Wednesday, February 19, 2014

i think that what we delude ourselves as thinking of democracy requires people like medea benjamin to push for due process with drone strikes, or glenn greenwald to get information out, or ralph nader to keep corporations on their toes. if the system that exists is going to work at all, it needs these kinds of liberals and libertarians to ensure it holds up it's own axioms. "the rule of law", and all that other liberal stuff. they talk about king, and that's another good example of the kind of perpetual reformism that the system requires to fulfill it's own promises.

but, if i look around me, i don't think "we need a bigger movement". two reasons:

1) co-option. and you can't just blame this on the hierarchy, "the masses" have to take responsibility for this. they melted all over obama. i don't see a way to avoid that. sorry.
2) if it can't be co-opted, it can be destroyed much more easily if it's centralized.
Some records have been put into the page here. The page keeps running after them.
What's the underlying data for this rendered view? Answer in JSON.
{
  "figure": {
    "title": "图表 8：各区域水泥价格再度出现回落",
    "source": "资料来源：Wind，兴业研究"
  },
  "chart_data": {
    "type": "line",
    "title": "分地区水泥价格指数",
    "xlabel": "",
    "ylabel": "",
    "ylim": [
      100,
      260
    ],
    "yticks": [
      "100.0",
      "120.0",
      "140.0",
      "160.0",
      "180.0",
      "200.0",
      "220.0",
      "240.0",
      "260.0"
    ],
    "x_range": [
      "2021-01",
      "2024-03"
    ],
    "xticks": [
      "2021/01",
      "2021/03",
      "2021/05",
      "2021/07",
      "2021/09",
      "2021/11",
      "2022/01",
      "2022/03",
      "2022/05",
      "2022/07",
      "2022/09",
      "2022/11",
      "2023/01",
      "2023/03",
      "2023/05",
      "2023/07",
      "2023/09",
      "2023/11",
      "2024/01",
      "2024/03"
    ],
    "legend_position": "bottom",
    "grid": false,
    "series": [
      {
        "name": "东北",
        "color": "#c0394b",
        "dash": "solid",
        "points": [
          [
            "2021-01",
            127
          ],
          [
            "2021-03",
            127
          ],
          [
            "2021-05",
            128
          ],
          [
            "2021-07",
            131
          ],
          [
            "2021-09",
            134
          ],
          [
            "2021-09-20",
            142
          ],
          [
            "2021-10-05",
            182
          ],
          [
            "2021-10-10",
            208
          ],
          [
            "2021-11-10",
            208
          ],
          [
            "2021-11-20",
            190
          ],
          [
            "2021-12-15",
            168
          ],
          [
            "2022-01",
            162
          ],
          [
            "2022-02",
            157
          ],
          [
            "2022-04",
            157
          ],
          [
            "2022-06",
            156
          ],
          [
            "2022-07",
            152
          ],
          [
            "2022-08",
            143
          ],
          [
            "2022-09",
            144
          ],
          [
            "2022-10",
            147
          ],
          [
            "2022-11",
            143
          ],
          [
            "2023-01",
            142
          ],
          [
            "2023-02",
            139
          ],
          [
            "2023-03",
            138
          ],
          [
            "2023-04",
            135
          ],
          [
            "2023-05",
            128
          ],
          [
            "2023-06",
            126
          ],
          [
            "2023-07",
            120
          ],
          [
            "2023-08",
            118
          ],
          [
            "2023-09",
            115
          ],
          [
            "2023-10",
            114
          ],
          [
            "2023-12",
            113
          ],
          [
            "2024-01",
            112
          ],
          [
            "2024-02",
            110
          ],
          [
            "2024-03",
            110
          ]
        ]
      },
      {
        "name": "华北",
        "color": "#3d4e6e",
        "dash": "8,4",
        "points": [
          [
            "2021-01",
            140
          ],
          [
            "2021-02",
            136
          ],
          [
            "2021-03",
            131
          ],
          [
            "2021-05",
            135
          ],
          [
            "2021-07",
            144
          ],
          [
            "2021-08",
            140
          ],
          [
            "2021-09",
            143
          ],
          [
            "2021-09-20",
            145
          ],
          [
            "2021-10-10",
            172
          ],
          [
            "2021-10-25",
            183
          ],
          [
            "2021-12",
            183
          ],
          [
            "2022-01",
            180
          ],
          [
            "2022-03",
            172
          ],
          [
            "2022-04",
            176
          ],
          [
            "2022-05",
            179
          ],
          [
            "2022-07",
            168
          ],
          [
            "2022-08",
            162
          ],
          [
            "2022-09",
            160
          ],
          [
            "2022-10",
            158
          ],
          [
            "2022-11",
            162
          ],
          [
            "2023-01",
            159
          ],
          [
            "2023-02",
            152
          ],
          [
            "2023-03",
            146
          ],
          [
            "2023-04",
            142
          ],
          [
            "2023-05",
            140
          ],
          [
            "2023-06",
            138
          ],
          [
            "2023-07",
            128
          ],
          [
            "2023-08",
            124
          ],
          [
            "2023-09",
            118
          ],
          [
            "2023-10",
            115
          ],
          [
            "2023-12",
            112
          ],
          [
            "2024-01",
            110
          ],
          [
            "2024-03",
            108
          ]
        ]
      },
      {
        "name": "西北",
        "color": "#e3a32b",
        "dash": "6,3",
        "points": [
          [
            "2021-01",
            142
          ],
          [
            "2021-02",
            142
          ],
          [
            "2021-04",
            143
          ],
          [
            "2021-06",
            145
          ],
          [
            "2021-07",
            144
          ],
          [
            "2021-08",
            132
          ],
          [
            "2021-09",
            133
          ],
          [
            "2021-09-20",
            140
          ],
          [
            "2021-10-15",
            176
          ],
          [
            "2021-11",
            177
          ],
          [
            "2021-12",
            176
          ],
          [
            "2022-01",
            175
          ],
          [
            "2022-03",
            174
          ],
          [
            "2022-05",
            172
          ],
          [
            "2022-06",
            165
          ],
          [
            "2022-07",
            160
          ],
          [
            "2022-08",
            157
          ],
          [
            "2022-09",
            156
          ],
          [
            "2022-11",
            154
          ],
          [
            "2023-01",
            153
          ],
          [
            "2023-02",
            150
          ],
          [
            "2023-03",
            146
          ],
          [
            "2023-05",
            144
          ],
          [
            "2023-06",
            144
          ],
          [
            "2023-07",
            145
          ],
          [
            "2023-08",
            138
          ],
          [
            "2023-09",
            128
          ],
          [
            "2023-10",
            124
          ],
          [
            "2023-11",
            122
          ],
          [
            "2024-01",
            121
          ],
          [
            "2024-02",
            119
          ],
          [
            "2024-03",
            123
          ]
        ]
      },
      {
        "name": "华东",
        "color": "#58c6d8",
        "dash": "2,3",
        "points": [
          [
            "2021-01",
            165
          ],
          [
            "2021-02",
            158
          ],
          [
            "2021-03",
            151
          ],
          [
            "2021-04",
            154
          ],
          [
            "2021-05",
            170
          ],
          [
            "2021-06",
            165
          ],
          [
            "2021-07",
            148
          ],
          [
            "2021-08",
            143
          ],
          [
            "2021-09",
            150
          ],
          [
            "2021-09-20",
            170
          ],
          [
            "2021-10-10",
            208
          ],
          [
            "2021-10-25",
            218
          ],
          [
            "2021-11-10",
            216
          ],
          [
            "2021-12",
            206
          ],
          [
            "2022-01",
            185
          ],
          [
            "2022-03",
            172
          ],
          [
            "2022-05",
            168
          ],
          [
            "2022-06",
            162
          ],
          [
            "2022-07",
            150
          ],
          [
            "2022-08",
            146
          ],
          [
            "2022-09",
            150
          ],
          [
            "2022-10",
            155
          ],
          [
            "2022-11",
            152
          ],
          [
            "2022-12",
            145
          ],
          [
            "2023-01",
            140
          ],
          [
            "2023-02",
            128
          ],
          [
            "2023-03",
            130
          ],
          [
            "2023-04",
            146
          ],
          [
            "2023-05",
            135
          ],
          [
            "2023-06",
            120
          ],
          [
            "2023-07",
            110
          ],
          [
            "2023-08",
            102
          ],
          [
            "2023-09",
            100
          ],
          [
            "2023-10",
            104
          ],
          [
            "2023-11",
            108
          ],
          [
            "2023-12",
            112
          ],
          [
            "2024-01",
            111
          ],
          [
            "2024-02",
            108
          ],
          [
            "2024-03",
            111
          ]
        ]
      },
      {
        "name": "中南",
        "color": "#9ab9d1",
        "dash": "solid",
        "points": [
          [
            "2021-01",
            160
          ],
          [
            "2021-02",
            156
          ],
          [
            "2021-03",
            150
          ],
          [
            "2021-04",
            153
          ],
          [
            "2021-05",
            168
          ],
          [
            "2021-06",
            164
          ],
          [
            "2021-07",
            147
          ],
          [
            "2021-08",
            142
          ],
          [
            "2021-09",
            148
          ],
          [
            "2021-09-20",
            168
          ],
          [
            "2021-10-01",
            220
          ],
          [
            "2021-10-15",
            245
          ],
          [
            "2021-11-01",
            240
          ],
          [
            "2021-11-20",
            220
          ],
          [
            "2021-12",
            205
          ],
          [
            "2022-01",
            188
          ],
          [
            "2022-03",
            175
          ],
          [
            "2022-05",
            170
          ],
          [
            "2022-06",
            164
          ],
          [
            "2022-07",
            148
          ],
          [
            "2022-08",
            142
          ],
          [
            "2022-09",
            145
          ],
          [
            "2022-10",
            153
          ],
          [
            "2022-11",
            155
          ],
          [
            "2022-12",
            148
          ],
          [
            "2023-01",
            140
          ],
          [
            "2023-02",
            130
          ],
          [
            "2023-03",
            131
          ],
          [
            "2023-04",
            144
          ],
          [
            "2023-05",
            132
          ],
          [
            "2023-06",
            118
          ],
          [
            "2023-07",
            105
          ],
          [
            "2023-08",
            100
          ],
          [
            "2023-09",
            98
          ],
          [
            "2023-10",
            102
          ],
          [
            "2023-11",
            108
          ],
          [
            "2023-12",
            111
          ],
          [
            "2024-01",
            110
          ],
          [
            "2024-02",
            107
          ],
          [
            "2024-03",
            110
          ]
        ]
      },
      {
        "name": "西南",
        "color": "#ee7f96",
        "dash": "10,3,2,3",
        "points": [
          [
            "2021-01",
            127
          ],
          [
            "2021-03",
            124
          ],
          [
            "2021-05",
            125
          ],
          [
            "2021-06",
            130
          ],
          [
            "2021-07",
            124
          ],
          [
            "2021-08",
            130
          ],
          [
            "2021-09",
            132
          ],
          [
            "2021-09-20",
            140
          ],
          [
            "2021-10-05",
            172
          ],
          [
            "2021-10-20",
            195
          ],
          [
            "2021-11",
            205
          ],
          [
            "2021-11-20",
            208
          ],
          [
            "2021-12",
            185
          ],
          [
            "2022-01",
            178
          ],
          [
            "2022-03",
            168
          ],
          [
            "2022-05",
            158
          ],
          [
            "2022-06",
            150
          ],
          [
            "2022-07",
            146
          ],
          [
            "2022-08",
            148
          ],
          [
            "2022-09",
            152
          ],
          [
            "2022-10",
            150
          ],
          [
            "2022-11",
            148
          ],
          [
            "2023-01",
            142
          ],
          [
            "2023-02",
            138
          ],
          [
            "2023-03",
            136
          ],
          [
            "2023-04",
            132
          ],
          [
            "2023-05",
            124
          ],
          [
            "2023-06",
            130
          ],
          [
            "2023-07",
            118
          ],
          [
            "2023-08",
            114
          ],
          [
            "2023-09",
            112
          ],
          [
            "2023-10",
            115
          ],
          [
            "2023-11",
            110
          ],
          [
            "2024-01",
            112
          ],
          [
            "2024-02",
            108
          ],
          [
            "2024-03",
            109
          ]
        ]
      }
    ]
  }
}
i could talk about how al qaeda's decentralized structure (rather than it's ideology or tactics) is something to try and emulate. to me, that was the promise of occupy. unfortunately, not everybody on the ground saw it like that. but, i think it was a first step. overall, i think a more valuable historical example is the kind of secret societies that were dominant in the french revolution. they realized that open organizing would be brutally suppressed, so they did it underground. we're not yet at that point, we're quickly approaching it. we need to sort of get that loss of democracy that we've been experiencing over the last few decades and find a way to adjust to it.

that is to say that this discussion belongs to the 1960s. there's a long list of fundamental realities that have changed so deeply that we just can't hope that we can organize these kinds of popular protests and hope that the state will respond, except in the kind of small scale ways that define what reformism is.

so, there's a housing problem in detroit. do they need a large scale organization? no - that's either going to be co-opted or repressed. rather, they need to find ways to quietly create clandestine, decentralized squatting networks with no active leadership that actively reject any kind of media exposure.

and i think that's a big reason why these larger movements aren't happening: the resistance is now anarchist, not marxist.

the "temporary autonomous zone" is becoming a more attractive model than working through a hopeless system.

field of broken dreams: if you build it, they will co-opt.